‘Angry Birds Star Wars’ Edition: Rovio Sets Release Date For Nov. 8 [VIDEO]
On Monday morning, Finland-based Rovio Entertainment announced “Angry Birds Star Wars,” a new game for iOS and Android devices, set to release on Nov. 8. Courtesy/Angrybirds.tumblr.com

Rovio’s irritable-yet-lovable Angry Birds have conquered construction sites, mines, Rio, the Golden Pistachio, a slew of international holidays and all four seasons, and after their most recent trip to space, it looks like the furious fowls will fly off even further to a galaxy far, far away. On Monday morning, Finland-based Rovio Entertainment announced “Angry Birds Star Wars,” a new game for iOS and Android devices, set to release on Nov. 8.

Rovio released a brief 20-second teaser on Monday morning to announce the game.

Paul Southern, vice president of licensing and consumer products marketing for Lucasfilm Ltd., told USA Today that Rovio’s Angry Birds will not merely be transplanted into the Star Wars universe; rather, they will take on the unique personalities of the classic space saga.

“They are not Angry Birds dressed up as Star Wars characters,” Southern said. “They are characters in their own right.”

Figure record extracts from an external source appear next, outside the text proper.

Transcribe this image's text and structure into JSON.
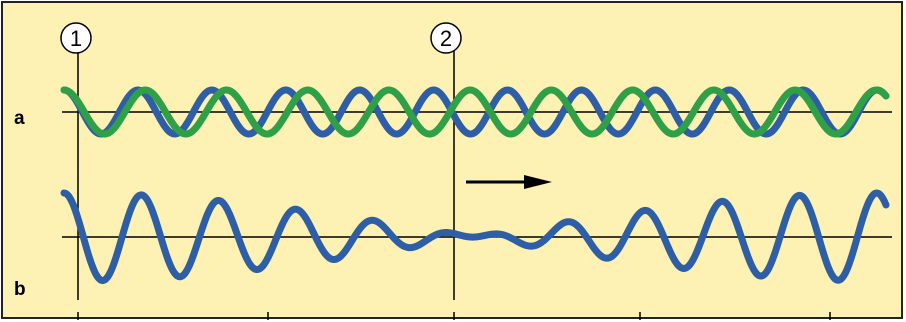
{
  "figure": {
    "row_labels": {
      "a": "a",
      "b": "b"
    },
    "markers": [
      {
        "label": "1"
      },
      {
        "label": "2"
      }
    ],
    "colors": {
      "background": "#fdf1b3",
      "border": "#222222",
      "axis": "#000000",
      "wave_blue": "#2e5fa6",
      "wave_green": "#2fa048",
      "arrow": "#000000"
    },
    "icons": [
      "right-arrow-icon"
    ]
  }
}
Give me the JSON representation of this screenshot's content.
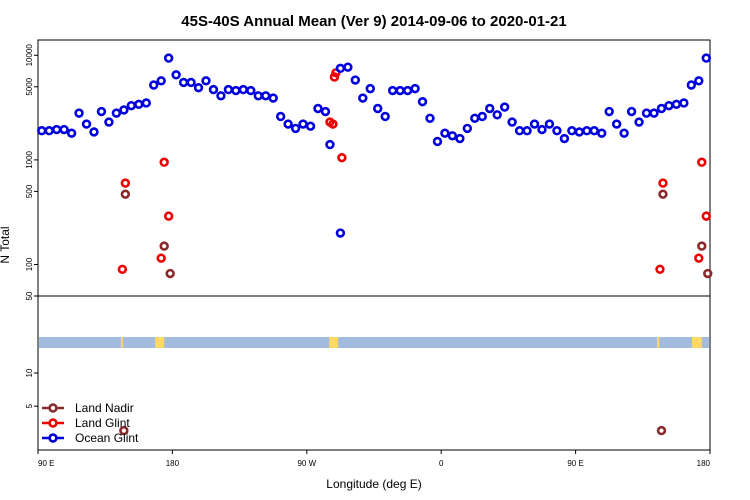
{
  "chart_data": {
    "type": "scatter",
    "title": "45S-40S Annual Mean (Ver 9)   2014-09-06 to 2020-01-21",
    "xlabel": "Longitude (deg E)",
    "ylabel": "N Total",
    "x_ticks": [
      {
        "x": 90,
        "label": "90 E"
      },
      {
        "x": 180,
        "label": "180"
      },
      {
        "x": 270,
        "label": "90 W"
      },
      {
        "x": 360,
        "label": "0"
      },
      {
        "x": 450,
        "label": "90 E"
      },
      {
        "x": 540,
        "label": "180"
      }
    ],
    "xlim": [
      90,
      540
    ],
    "upper_panel": {
      "scale": "log",
      "ylim": [
        50,
        14000
      ],
      "y_ticks": [
        {
          "v": 50,
          "label": "50"
        },
        {
          "v": 100,
          "label": "100"
        },
        {
          "v": 500,
          "label": "500"
        },
        {
          "v": 1000,
          "label": "1000"
        },
        {
          "v": 5000,
          "label": "5000"
        },
        {
          "v": 10000,
          "label": "10000"
        }
      ]
    },
    "lower_panel": {
      "scale": "log",
      "ylim": [
        2,
        50
      ],
      "y_ticks": [
        {
          "v": 5,
          "label": "5"
        },
        {
          "v": 10,
          "label": "10"
        }
      ]
    },
    "series": [
      {
        "name": "Land Nadir",
        "color": "#8b2a2a",
        "points": [
          [
            148.5,
            470
          ],
          [
            147.5,
            3
          ],
          [
            174.5,
            150
          ],
          [
            178.5,
            82
          ],
          [
            508.5,
            470
          ],
          [
            507.5,
            3
          ],
          [
            534.5,
            150
          ],
          [
            538.5,
            82
          ]
        ]
      },
      {
        "name": "Land Glint",
        "color": "#ee0000",
        "points": [
          [
            146.5,
            90
          ],
          [
            148.5,
            600
          ],
          [
            172.5,
            115
          ],
          [
            174.5,
            950
          ],
          [
            177.5,
            290
          ],
          [
            285.5,
            2300
          ],
          [
            287.5,
            2200
          ],
          [
            288.5,
            6200
          ],
          [
            289.5,
            6800
          ],
          [
            293.5,
            1050
          ],
          [
            506.5,
            90
          ],
          [
            508.5,
            600
          ],
          [
            532.5,
            115
          ],
          [
            534.5,
            950
          ],
          [
            537.5,
            290
          ]
        ]
      },
      {
        "name": "Ocean Glint",
        "color": "#0000dd",
        "points": [
          [
            92.5,
            1900
          ],
          [
            97.5,
            1900
          ],
          [
            102.5,
            1950
          ],
          [
            107.5,
            1950
          ],
          [
            112.5,
            1800
          ],
          [
            117.5,
            2800
          ],
          [
            122.5,
            2200
          ],
          [
            127.5,
            1850
          ],
          [
            132.5,
            2900
          ],
          [
            137.5,
            2300
          ],
          [
            142.5,
            2800
          ],
          [
            147.5,
            3000
          ],
          [
            152.5,
            3300
          ],
          [
            157.5,
            3400
          ],
          [
            162.5,
            3500
          ],
          [
            167.5,
            5200
          ],
          [
            172.5,
            5700
          ],
          [
            177.5,
            9400
          ],
          [
            182.5,
            6500
          ],
          [
            187.5,
            5500
          ],
          [
            192.5,
            5500
          ],
          [
            197.5,
            4900
          ],
          [
            202.5,
            5700
          ],
          [
            207.5,
            4700
          ],
          [
            212.5,
            4100
          ],
          [
            217.5,
            4700
          ],
          [
            222.5,
            4600
          ],
          [
            227.5,
            4700
          ],
          [
            232.5,
            4600
          ],
          [
            237.5,
            4100
          ],
          [
            242.5,
            4100
          ],
          [
            247.5,
            3900
          ],
          [
            252.5,
            2600
          ],
          [
            257.5,
            2200
          ],
          [
            262.5,
            2000
          ],
          [
            267.5,
            2200
          ],
          [
            272.5,
            2100
          ],
          [
            277.5,
            3100
          ],
          [
            282.5,
            2900
          ],
          [
            285.5,
            1400
          ],
          [
            292.5,
            200
          ],
          [
            292.5,
            7500
          ],
          [
            297.5,
            7700
          ],
          [
            302.5,
            5800
          ],
          [
            307.5,
            3900
          ],
          [
            312.5,
            4800
          ],
          [
            317.5,
            3100
          ],
          [
            322.5,
            2600
          ],
          [
            327.5,
            4600
          ],
          [
            332.5,
            4600
          ],
          [
            337.5,
            4600
          ],
          [
            342.5,
            4800
          ],
          [
            347.5,
            3600
          ],
          [
            352.5,
            2500
          ],
          [
            357.5,
            1500
          ],
          [
            362.5,
            1800
          ],
          [
            367.5,
            1700
          ],
          [
            372.5,
            1600
          ],
          [
            377.5,
            2000
          ],
          [
            382.5,
            2500
          ],
          [
            387.5,
            2600
          ],
          [
            392.5,
            3100
          ],
          [
            397.5,
            2700
          ],
          [
            402.5,
            3200
          ],
          [
            407.5,
            2300
          ],
          [
            412.5,
            1900
          ],
          [
            417.5,
            1900
          ],
          [
            422.5,
            2200
          ],
          [
            427.5,
            1950
          ],
          [
            432.5,
            2200
          ],
          [
            437.5,
            1900
          ],
          [
            442.5,
            1600
          ],
          [
            447.5,
            1900
          ],
          [
            452.5,
            1850
          ],
          [
            457.5,
            1900
          ],
          [
            462.5,
            1900
          ],
          [
            467.5,
            1800
          ],
          [
            472.5,
            2900
          ],
          [
            477.5,
            2200
          ],
          [
            482.5,
            1800
          ],
          [
            487.5,
            2900
          ],
          [
            492.5,
            2300
          ],
          [
            497.5,
            2800
          ],
          [
            502.5,
            2800
          ],
          [
            507.5,
            3100
          ],
          [
            512.5,
            3300
          ],
          [
            517.5,
            3400
          ],
          [
            522.5,
            3500
          ],
          [
            527.5,
            5200
          ],
          [
            532.5,
            5700
          ],
          [
            537.5,
            9400
          ]
        ]
      }
    ],
    "legend": {
      "location": "lower-left",
      "entries": [
        "Land Nadir",
        "Land Glint",
        "Ocean Glint"
      ]
    },
    "band": {
      "description": "surface-type strip",
      "ocean_color": "#a3bbdd",
      "land_color": "#ffd866",
      "land_ranges": [
        [
          145.5,
          146.5
        ],
        [
          168.5,
          174.5
        ],
        [
          285,
          291
        ],
        [
          504.5,
          506
        ],
        [
          528,
          534.5
        ]
      ]
    }
  }
}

For example, Southern said the Red Bird will specifically take on the role of Luke Skywalker as an X-Wing pilot from the first Star Wars movie released in 1977, “A New Hope.” Other birds appear to represent Chewbacca, Han Solo, C-3PO, Princess Leia, and Obi-Wan Kenobi.

“They’ve got personalities which are kind of similar,” Southern said.

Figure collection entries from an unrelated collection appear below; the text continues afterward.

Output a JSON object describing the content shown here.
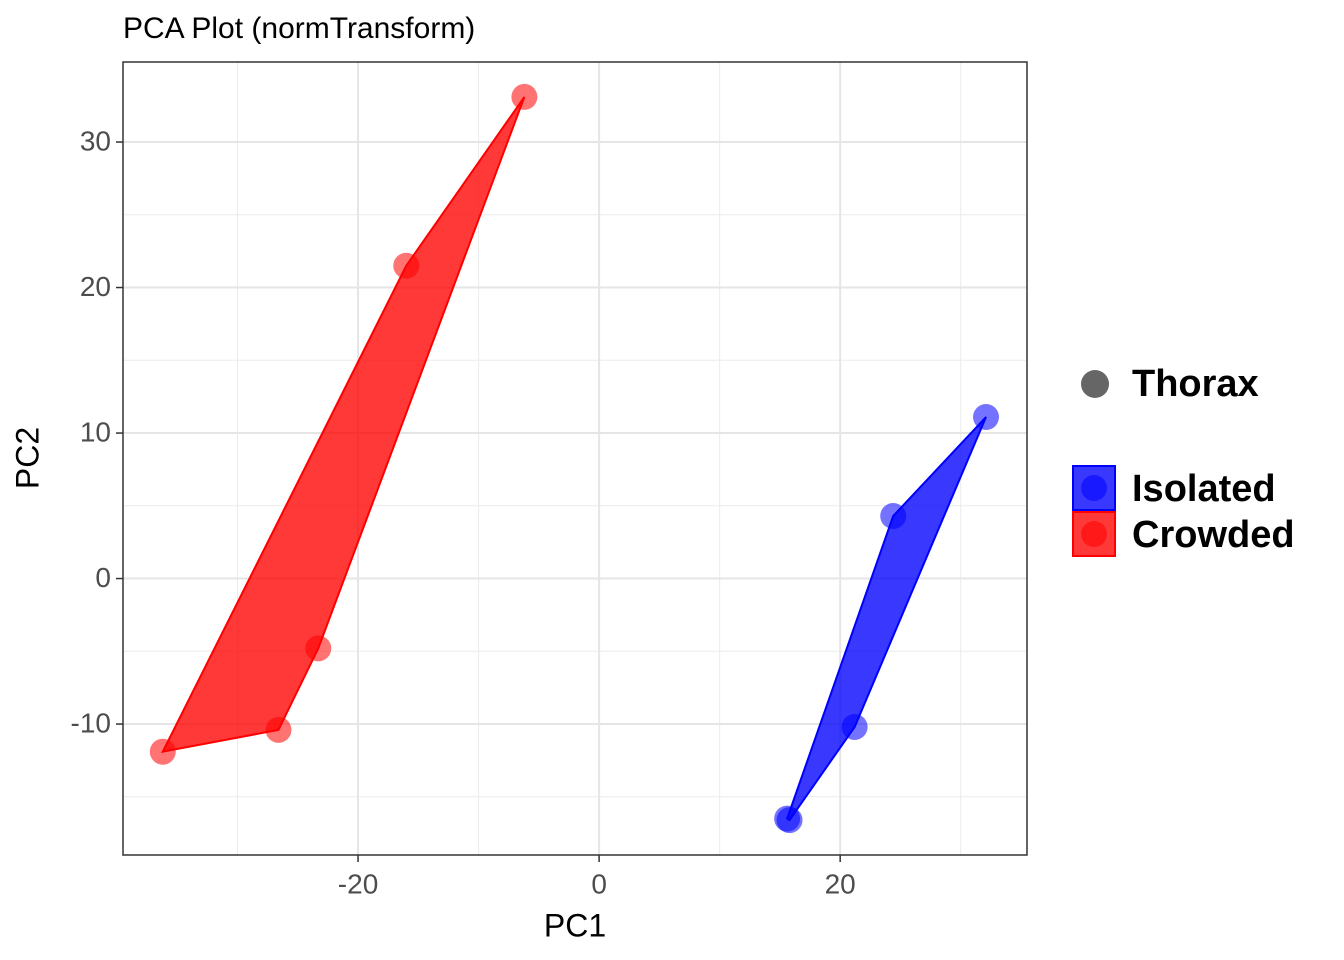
{
  "chart_data": {
    "type": "scatter",
    "title": "PCA Plot (normTransform)",
    "x_label": "PC1",
    "y_label": "PC2",
    "xlim": [
      -39.5,
      35.5
    ],
    "ylim": [
      -19.0,
      35.5
    ],
    "xticks": [
      -20,
      0,
      20
    ],
    "yticks": [
      -10,
      0,
      10,
      20,
      30
    ],
    "x_minor_grid": [
      -30,
      -10,
      10,
      30
    ],
    "y_minor_grid": [
      -15,
      -5,
      5,
      15,
      25
    ],
    "grid": true,
    "hull": true,
    "shape_legend": "Thorax",
    "series": [
      {
        "name": "Isolated",
        "color": "#0000ff",
        "x": [
          15.6,
          15.8,
          21.2,
          24.4,
          32.1
        ],
        "values": [
          -16.5,
          -16.6,
          -10.2,
          4.3,
          11.1
        ]
      },
      {
        "name": "Crowded",
        "color": "#ff0000",
        "x": [
          -36.2,
          -26.6,
          -23.3,
          -16.0,
          -6.2
        ],
        "values": [
          -11.9,
          -10.4,
          -4.8,
          21.5,
          33.1
        ]
      }
    ]
  }
}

With the collaboration of Rovio and Lucasfilm, Angry Birds Star Wars also ensures the dark side of the Force is well represented.

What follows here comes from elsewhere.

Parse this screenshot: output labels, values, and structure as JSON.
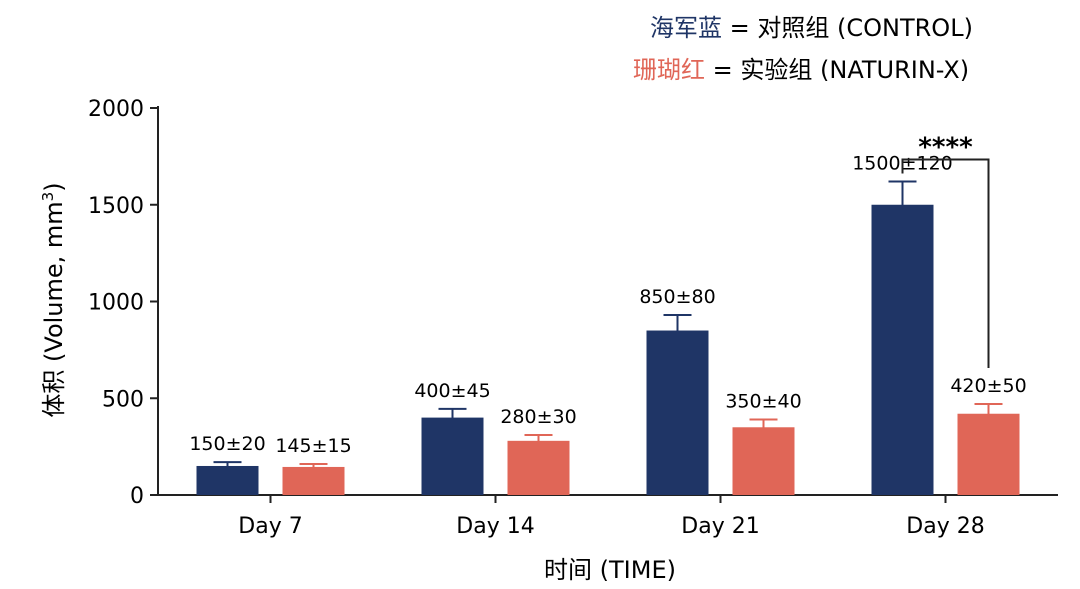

“You will see a pig-esque Vader and pig-esque stormtroopers,” Southern said.

Players have downloaded more than 650 million “Angry Birds” games, and with two of the biggest pop culture brands from recent memory colliding in a single game, Rovio may see its franchise skyrocket to new heights.

“We wanted this game to feel like one of the biggest, if not the biggest, entertainment launches of the year,” said Rovio’s North American GM Andrew Stalbow.

Last November, Rovio's CMO Peter Vesterbacka announced that Angry Birds has become the most downloaded game of all-time and fastest-growing game in history, scoring 500 million downloads in less than two years since its December 2009 release.

This is a fantastic landmark achievement for us, and we're extremely delighted to see such an incredible amount of people enjoying our games, said Rovio CEO Mikael Hed. We remain committed to creating more fun experiences and bringing exceptional quality to 'Angry Birds' fans everywhere.

But even with six Angry Birds-themed games and countless levels and collectibles, people still want more Angry Birds. The company has been growing in size to accommodate the high demand, developing a long line of Angry Birds-themed toys, apparel, accessories, board games, a cookbook, and $25 million worth of sales from plush toys alone. Rovio has opened up stores in Helsinki and China – Rovio’s second largest and fastest growing market – even though most of its available merchandise is already pirated.

“We're insanely profitable,” Vesterbacka said. “We are very, very profitable. We're not a publicly traded company yet but we can fund our own growth.”

The brand has grown so big that Rovio last year recruited former Marvel Studios chairman David Maisel, producer of the Iron Man films, to produce a feature-length Angry Birds movie.

“Hollywood is hot for the brand,” Stalbow said. “There's a very strong focus on Angry Birds to turn it into an entertainment franchise. That's why I joined.”

Vesterbacka believes Rovio could go public soon: The company received $42 million last March from investors like Accel Partners and Niklas Zennstrom's Atomico Ventures. Now that the company has released a few more games outside of the typical “Angry Birds” game structure – namely “Bad Piggies” and “Amazing Alex” – Rovio CEO Mikael Hed said it's very possible the company would have another funding round before going public.

“We're still building a lot of our infrastructure, our company, our platform, everything,” Vesterbacka said. “There's a lot of good discipline in having to be ready to go public.”